Inside Rakbar’s home, his wife, Asmeena lay comatose on the bed. She was so weak from grief and shock that she was unable to get up or speak at all. Rakbar’s mother, Habiban, watched over her daughter-in-law, sometimes consoling her by holding her hand. “She is so young. She cannot cope,” Asmeena’s mother, who had come to support her, said. Rakbar Khan and Asmeena’s seven children stood nearby, wide-eyed and silent. They watched as photographers took their photos and asked their names.

“Rakbar loved his cows,” Haroun said, and various people from the family agreed with him His father, Sulaiman, said that he had named Rakbar after the son of the man who had started the first big dairy in the area, called Leela Dairy. “Rakbar could go hungry but he always made sure there was fodder for the cows.” The family is landless and the parents have been supplementing their income from dairy farming by working as labourers.

A man from the village spontaneously began to tell us a folktale in Mewati, the local dialect. Habib Ur Rahman translated it for our benefit:

A dog and a bitch were very thirsty. The dog decided to go to the nearest village and drink from the pond.“Are you crazy?” the bitch said. “They will kill us there.”
“No way, we have a patta” the dog assured her. “A paper that says we belong here.” The bitch tried to dissuade the dog from going near the village, but the dog was confident that he had the right to be there and take what he needs. They went to the pond in the village. A crowd arrived and began to beat them up with lathis. “You said you have a patta,” cried the bitch.“I would show them my right to be here, but no one is interested in listening to me here,” the dog said, between blows.


The man who was narrating this fable then said, “This has become our state in Mewat also. They see Muslims and they try to kill us.
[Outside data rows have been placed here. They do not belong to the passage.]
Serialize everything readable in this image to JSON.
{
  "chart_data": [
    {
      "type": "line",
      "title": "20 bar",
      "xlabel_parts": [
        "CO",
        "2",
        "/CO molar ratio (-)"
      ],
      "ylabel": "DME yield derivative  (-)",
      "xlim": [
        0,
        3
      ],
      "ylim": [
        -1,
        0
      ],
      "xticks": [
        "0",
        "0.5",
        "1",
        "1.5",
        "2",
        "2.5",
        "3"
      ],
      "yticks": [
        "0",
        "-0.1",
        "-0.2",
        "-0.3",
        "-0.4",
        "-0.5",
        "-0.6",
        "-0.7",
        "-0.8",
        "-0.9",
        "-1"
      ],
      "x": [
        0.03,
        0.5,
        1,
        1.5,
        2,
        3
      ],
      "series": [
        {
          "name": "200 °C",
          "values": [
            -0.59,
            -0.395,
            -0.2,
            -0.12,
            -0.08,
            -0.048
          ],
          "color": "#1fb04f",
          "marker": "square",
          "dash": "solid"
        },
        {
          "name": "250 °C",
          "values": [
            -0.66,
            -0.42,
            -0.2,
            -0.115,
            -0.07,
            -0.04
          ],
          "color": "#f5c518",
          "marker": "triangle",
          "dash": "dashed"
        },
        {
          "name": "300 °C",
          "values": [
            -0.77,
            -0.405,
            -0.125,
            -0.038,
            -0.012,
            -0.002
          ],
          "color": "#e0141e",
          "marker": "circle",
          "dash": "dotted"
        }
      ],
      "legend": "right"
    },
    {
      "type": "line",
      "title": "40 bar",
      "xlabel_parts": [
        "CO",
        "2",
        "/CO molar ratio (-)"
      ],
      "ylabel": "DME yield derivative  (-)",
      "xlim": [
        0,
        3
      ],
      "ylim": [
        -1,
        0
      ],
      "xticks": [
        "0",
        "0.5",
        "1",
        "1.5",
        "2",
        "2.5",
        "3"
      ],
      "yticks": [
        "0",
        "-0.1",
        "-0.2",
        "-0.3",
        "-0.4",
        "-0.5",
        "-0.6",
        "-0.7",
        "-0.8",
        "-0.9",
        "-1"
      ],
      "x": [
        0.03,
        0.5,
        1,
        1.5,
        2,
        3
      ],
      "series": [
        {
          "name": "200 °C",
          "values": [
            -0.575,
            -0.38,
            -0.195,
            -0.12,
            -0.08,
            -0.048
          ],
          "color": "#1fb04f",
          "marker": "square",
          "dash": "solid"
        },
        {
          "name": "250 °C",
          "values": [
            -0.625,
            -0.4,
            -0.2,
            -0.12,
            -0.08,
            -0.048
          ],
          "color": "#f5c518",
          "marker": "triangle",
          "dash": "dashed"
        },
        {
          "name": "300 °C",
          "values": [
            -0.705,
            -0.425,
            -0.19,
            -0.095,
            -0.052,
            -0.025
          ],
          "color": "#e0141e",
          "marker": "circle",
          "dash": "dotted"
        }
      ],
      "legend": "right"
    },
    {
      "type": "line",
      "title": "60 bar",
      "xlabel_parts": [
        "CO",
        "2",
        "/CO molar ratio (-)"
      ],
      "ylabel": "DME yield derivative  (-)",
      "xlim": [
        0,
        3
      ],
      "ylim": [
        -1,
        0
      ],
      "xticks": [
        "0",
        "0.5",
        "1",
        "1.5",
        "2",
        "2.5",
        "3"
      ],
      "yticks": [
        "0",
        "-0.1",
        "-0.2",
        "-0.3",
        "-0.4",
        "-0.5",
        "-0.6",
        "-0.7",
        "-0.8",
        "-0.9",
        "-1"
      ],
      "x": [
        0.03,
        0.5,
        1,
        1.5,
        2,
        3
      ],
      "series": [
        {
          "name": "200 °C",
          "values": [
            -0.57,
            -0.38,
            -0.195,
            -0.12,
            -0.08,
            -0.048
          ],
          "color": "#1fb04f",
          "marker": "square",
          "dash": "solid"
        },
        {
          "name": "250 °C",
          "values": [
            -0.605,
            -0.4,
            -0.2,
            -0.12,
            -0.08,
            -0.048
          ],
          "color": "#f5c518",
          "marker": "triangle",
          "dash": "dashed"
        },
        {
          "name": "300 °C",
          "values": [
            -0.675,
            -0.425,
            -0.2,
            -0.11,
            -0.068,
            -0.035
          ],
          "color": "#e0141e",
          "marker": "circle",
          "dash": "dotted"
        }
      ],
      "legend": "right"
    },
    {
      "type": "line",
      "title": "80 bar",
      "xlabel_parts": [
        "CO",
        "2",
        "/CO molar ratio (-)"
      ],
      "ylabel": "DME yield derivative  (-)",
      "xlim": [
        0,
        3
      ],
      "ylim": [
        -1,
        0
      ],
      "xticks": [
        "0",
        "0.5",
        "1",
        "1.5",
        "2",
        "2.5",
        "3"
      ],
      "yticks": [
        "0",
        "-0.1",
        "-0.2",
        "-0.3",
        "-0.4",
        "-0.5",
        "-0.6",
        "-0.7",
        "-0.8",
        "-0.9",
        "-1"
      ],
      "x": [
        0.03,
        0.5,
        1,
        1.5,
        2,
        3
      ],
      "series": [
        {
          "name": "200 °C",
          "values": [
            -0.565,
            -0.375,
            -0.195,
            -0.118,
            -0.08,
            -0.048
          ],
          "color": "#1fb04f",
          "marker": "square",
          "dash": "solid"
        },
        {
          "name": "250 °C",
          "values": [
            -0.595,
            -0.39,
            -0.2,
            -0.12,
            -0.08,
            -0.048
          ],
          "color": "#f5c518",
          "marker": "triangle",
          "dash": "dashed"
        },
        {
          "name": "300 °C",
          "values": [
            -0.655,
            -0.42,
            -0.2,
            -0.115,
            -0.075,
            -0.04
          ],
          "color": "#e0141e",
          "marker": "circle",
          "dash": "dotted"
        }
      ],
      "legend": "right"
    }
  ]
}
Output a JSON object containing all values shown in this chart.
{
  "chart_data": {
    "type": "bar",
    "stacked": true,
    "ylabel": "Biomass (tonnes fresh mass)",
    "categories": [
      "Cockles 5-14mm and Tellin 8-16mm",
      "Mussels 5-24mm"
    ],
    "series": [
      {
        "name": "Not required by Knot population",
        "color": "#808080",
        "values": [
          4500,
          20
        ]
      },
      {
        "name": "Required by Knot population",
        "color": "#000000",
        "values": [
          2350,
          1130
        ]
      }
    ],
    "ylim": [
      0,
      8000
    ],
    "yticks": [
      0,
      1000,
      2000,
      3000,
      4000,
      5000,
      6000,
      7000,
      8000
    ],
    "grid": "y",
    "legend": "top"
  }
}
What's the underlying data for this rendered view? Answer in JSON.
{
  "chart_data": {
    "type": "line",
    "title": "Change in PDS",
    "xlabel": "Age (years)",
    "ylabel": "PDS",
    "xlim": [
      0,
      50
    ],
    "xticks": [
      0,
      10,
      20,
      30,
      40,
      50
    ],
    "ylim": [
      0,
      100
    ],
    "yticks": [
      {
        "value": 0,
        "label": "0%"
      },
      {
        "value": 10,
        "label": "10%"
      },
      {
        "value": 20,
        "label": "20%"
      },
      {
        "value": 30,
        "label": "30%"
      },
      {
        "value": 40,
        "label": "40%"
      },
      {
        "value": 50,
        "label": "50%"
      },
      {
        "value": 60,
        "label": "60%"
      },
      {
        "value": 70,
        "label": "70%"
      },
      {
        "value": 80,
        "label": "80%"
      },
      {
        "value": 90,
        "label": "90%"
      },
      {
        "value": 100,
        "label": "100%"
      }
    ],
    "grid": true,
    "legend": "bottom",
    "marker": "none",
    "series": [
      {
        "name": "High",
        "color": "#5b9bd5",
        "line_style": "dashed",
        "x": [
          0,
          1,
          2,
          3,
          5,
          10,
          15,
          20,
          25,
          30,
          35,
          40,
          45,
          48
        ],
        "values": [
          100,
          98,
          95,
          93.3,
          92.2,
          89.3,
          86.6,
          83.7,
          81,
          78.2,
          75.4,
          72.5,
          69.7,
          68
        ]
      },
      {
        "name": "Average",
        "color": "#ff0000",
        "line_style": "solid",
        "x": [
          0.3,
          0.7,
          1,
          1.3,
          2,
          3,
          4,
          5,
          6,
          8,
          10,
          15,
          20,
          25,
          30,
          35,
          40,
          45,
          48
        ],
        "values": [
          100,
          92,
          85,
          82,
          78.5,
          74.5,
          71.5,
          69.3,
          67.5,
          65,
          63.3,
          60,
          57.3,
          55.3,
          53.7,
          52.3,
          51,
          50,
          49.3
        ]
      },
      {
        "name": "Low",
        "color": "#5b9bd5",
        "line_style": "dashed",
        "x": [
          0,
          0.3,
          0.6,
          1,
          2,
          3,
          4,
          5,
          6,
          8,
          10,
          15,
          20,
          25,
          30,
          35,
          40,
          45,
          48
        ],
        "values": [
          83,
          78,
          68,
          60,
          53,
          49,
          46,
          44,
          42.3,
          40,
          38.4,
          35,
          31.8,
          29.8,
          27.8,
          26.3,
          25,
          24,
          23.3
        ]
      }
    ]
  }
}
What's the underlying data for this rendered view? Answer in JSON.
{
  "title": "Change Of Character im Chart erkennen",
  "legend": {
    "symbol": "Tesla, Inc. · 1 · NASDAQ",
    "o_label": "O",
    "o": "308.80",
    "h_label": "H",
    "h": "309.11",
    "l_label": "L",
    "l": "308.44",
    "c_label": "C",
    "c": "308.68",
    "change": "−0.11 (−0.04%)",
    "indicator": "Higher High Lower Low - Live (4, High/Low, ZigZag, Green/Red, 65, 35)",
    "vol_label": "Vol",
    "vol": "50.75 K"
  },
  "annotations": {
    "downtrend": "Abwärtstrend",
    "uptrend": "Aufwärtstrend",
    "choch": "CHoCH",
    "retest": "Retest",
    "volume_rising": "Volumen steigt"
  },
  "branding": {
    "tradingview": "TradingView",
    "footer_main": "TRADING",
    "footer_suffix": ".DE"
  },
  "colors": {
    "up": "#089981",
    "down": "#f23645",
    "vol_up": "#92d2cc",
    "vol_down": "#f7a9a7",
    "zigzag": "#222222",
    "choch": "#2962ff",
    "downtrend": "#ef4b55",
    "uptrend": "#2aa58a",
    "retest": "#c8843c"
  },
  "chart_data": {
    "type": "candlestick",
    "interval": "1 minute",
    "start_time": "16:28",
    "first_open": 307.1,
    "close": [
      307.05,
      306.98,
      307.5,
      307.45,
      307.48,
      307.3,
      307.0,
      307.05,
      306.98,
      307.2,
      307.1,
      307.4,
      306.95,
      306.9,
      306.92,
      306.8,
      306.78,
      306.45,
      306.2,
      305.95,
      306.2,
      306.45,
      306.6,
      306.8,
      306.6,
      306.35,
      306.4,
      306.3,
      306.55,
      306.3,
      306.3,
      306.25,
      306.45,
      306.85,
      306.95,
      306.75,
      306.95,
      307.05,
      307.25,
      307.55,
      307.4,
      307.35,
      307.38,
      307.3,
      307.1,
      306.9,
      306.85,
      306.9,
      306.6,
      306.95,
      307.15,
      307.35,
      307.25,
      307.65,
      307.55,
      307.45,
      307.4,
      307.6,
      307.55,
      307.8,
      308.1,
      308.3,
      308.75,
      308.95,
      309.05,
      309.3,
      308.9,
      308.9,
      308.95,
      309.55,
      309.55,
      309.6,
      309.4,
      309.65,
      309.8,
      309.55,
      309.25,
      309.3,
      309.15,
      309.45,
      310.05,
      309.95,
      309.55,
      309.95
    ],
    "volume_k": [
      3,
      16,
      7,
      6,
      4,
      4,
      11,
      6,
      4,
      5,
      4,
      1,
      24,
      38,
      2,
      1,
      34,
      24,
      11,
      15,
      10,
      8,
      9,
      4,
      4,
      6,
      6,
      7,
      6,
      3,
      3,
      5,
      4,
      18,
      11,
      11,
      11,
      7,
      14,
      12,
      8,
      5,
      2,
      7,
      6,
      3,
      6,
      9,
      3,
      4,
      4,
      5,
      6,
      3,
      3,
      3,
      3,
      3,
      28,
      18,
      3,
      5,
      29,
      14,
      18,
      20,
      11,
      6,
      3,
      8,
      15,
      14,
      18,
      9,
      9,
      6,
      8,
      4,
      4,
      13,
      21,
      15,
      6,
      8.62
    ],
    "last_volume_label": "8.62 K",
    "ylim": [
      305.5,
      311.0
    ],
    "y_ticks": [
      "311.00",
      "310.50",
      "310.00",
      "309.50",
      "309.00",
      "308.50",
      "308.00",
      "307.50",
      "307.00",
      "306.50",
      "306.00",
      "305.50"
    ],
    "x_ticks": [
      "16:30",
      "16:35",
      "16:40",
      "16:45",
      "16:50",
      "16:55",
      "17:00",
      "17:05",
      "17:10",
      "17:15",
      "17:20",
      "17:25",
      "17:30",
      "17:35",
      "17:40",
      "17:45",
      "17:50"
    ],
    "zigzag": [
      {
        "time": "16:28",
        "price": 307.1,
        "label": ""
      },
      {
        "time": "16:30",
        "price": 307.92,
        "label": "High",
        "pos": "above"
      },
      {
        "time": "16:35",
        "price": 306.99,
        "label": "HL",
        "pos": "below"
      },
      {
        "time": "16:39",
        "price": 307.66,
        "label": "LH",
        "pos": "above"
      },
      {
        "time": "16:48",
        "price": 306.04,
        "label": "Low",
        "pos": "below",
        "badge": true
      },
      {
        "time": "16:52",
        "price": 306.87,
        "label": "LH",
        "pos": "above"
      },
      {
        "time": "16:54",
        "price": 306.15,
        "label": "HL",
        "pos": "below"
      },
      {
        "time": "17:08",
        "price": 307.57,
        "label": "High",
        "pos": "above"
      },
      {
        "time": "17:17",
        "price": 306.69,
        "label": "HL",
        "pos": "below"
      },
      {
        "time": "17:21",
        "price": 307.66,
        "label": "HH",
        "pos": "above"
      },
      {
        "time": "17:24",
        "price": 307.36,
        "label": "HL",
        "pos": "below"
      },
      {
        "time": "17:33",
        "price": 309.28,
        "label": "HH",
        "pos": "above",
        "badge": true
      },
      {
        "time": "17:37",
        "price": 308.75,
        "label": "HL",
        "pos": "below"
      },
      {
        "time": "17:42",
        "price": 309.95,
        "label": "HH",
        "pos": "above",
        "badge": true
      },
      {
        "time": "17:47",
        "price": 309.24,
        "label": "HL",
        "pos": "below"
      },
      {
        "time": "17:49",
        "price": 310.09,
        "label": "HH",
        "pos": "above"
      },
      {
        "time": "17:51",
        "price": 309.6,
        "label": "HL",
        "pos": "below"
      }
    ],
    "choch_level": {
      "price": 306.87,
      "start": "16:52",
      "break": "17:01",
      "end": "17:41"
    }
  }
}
No one is interested in our rights or existence here.” Everyone in the crowd appeared to realise that something large was at stake—the imminent destruction of livelihoods and identity of the entire community.

Another story that the people of Mewat repeat with pride is the place of the Meo Muslims in the history of India. They talk about Muslim Rajput rulers who resisted the might of the Mughals and later participated in the independence struggle against the British. In 1947, Mohandas Gandhi visited Mewat to persuade the Muslim leaders of the community to continue to stay in India and not migrate to Pakistan. Today, the Meo Muslims feel under siege yet again, but no leader has arrived to console or reassure them.

“On whose shoulder can we cry? Where do we go from here?” Habib Ur Rahman asked. “There is a Cow Protection Task Force to protect cattle but there seems to be no intent to provide justice to humans.”

Sitting outside Rakbar’s home, it was impossible to deny the urgency of these stories. One thing becomes clearer and clearer with every such incident—the communal fires that have been lit are only growing, reaching for the rest of us before we know it. What happens in Mewat will not stay in Mewat. As a nation and a people, we need to participate in the process to atone and seek justice.